Native people, ecologists and human-rights groups aren’t the only ones worrying about Hydro-Quebec’s secretive new police force. Now the utility’s own employees are getting a taste of the tactics of the “Surete d’Hydro-Quebec,” and they don’t like what they see.
Hydro-Quebec’s 210-person police squad has extensive new powers to investigate, interrogate and arrest its own employees and anyone else perceived to be a threat to the utility, according to two recent articles in the Quebec City daily Le Soleil. Also, the article suggested, Hydro’s $18-million-a-year police department may get even more powers in the future.
Employees who fake injuries or illness now have to worry about Hydro police sneaking up and filming them in their homes. Union sources said work-related incidents are ending up more and more in criminal court instead of being settled by ordinary labour-dispute mediation.
The article also suggested that Hydro cops are somewhat out of control. They have tried to charge utility employees even when both the union and Hydro management wanted to settle the incident quietly through mediation.
Hydro police didn’t always have these powers. Just two years ago, they were little more than security guards and night watchmen. They were given new powers in 1992, including the power to charge anyone without even bothering to consult Hydro-Quebec’s own legal department along the way. Hydro’s security guards had been granted the same powers as all other police in Quebec, and also had a worrisome new mandate.
The Grand Council of the Crees and other groups became worried about the new powers of Hydro security in March 1993. That’s when a highly confidential document was leaked that described the security force’s new marching orders.
“The natives are unsatisfied with their socio-economic and political conditions,” said an appendix to the document. “They have started to lobby, they adopt means of pressure that flirt with vandalism… The more active ones are ready for forceful demonstrations to support their demands. ”
The document said Hydro police could use “electronic surveillance” on the utility’s opponents. There was also a strange reference to “special activities,” which was
to engage about a third of Hydro’s police force—64 to 85 officers. The special activities were not defined, but they could include spying on Hydro’s opponents. The document, written in 1991, says Hydro police were already at that time opening 8,000 new files each year.
“The social context is changing,” the document explained. “More radical social movements are emerging and their means of pressure are going beyond simple vandalism and evolving in the direction of terrorism and bombings.”
The reaction to the document was a mix of amazement and fear. Bill Namagoose, the Grand Council’s executive director, accused Hydro of using “Third World dictator-style tactics.” A broad coalition of church groups, ecologists, the Innu, Crees and Atikamekw condemned the document and filed a complaint against Hydro-Quebec at the Quebec Human Rights Commission in March 1993. They said the Hydro police force’s new mandate is a threat to human rights and democracy. The complaint is still being heard by the commission.
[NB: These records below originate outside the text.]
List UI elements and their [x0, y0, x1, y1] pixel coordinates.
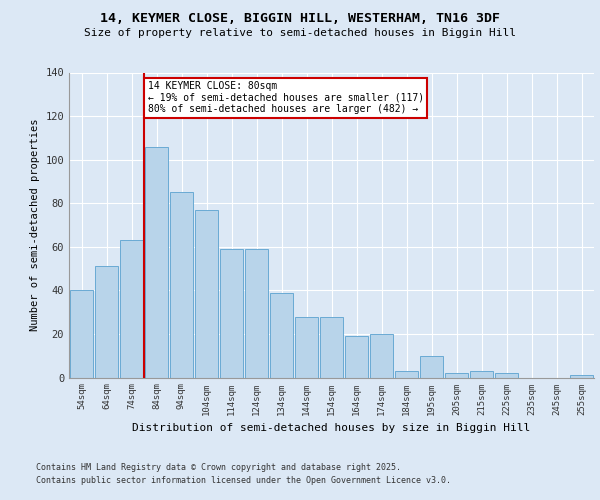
Text: Contains public sector information licensed under the Open Government Licence v3: Contains public sector information licen…: [36, 476, 451, 485]
Bar: [370, 334, 394, 378]
Bar: [220, 249, 244, 378]
Text: 14, KEYMER CLOSE, BIGGIN HILL, WESTERHAM, TN16 3DF: 14, KEYMER CLOSE, BIGGIN HILL, WESTERHAM…: [100, 12, 500, 26]
Bar: [494, 373, 518, 378]
Bar: [95, 266, 118, 378]
Bar: [145, 146, 169, 378]
X-axis label: Distribution of semi-detached houses by size in Biggin Hill: Distribution of semi-detached houses by …: [133, 423, 530, 433]
Bar: [569, 376, 593, 378]
Bar: [470, 371, 493, 378]
Bar: [269, 292, 293, 378]
Bar: [245, 249, 268, 378]
Bar: [344, 336, 368, 378]
Bar: [119, 240, 143, 378]
Bar: [320, 316, 343, 378]
Bar: [194, 210, 218, 378]
Bar: [395, 371, 418, 378]
Bar: [170, 192, 193, 378]
Bar: [70, 290, 94, 378]
Text: 14 KEYMER CLOSE: 80sqm
← 19% of semi-detached houses are smaller (117)
80% of se: 14 KEYMER CLOSE: 80sqm ← 19% of semi-det…: [148, 81, 424, 114]
Bar: [295, 316, 319, 378]
Text: Contains HM Land Registry data © Crown copyright and database right 2025.: Contains HM Land Registry data © Crown c…: [36, 462, 401, 471]
Bar: [445, 373, 469, 378]
Bar: [419, 356, 443, 378]
Text: Size of property relative to semi-detached houses in Biggin Hill: Size of property relative to semi-detach…: [84, 28, 516, 38]
Y-axis label: Number of semi-detached properties: Number of semi-detached properties: [30, 118, 40, 331]
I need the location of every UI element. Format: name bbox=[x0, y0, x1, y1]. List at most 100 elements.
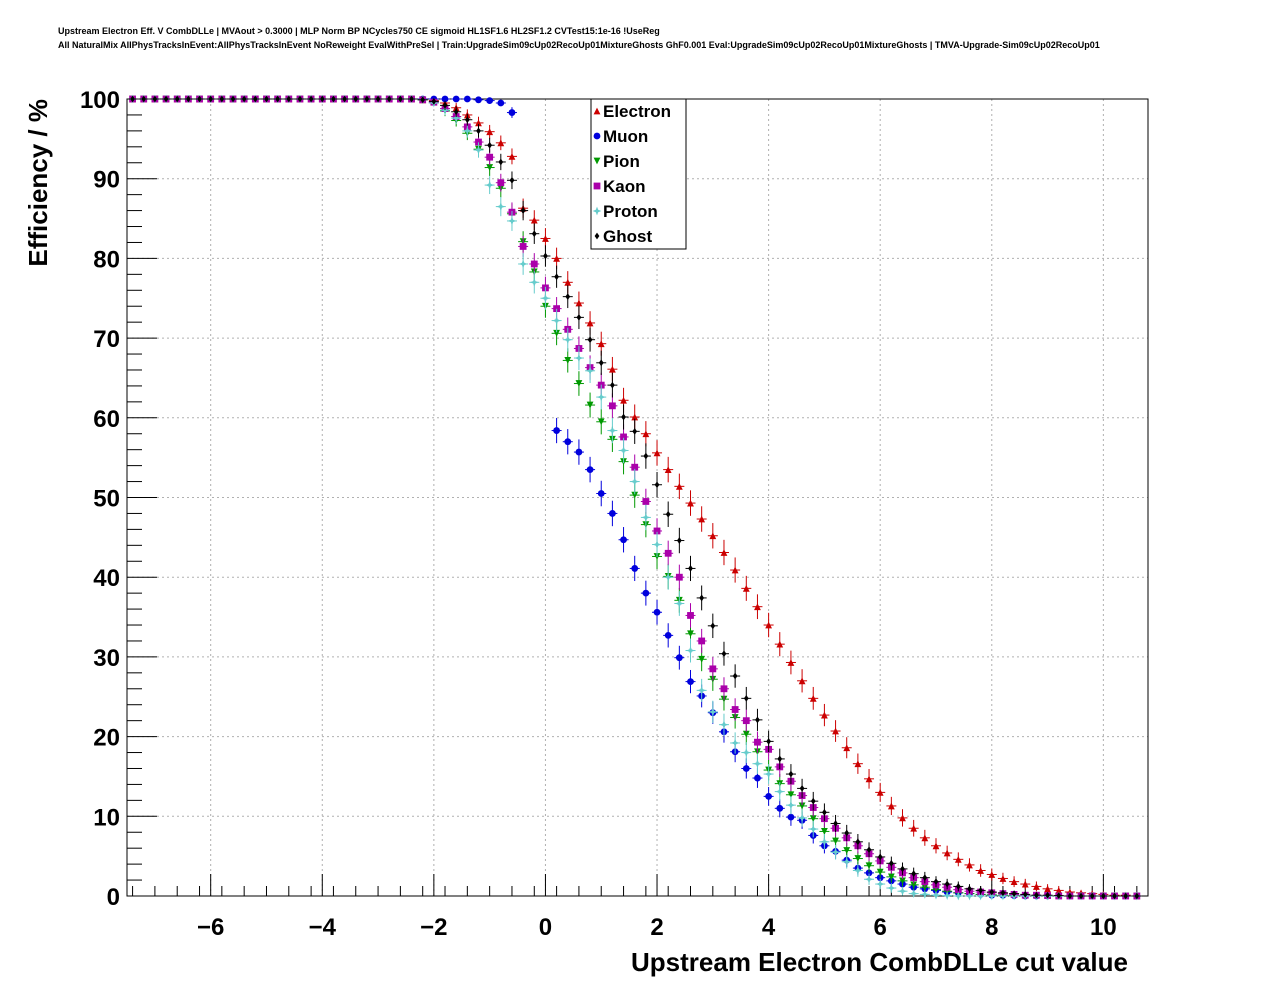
data-point bbox=[775, 787, 785, 796]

Also at the time, Public Security Minister Claude Ryan assured Crees that Hydro police were simply security guards and didn’t have full police powers. “There is no question of according this service of Hydro-Quebec the status of a police force in the full sense of the term,” Ryan wrote in a letter to the Grand Council’s Romeo Saganash in March 1993.
But that’s not what Hydro spokeswoman Marie Archambault said in an interview with The Nation. “They have the same powers as any other police—interrogation, arrests, investigation,” said Archambault. She insisted, however, that Hydro police have always had these powers. “There’s nothing new there.”
Archambault also maintained that Hydro police have the same mandate they’ve always had—”to prevent fire and protect the utility’s assets.” And, she emphasized, the utility does not use wire-tapping. “I would be very surprised if there was any wire-tapping. We’ve never done that and there’s no reason to do that. ”
The Nation could not reach officials from the Hydro engineers’ and blue-collar workers’ unions for comment.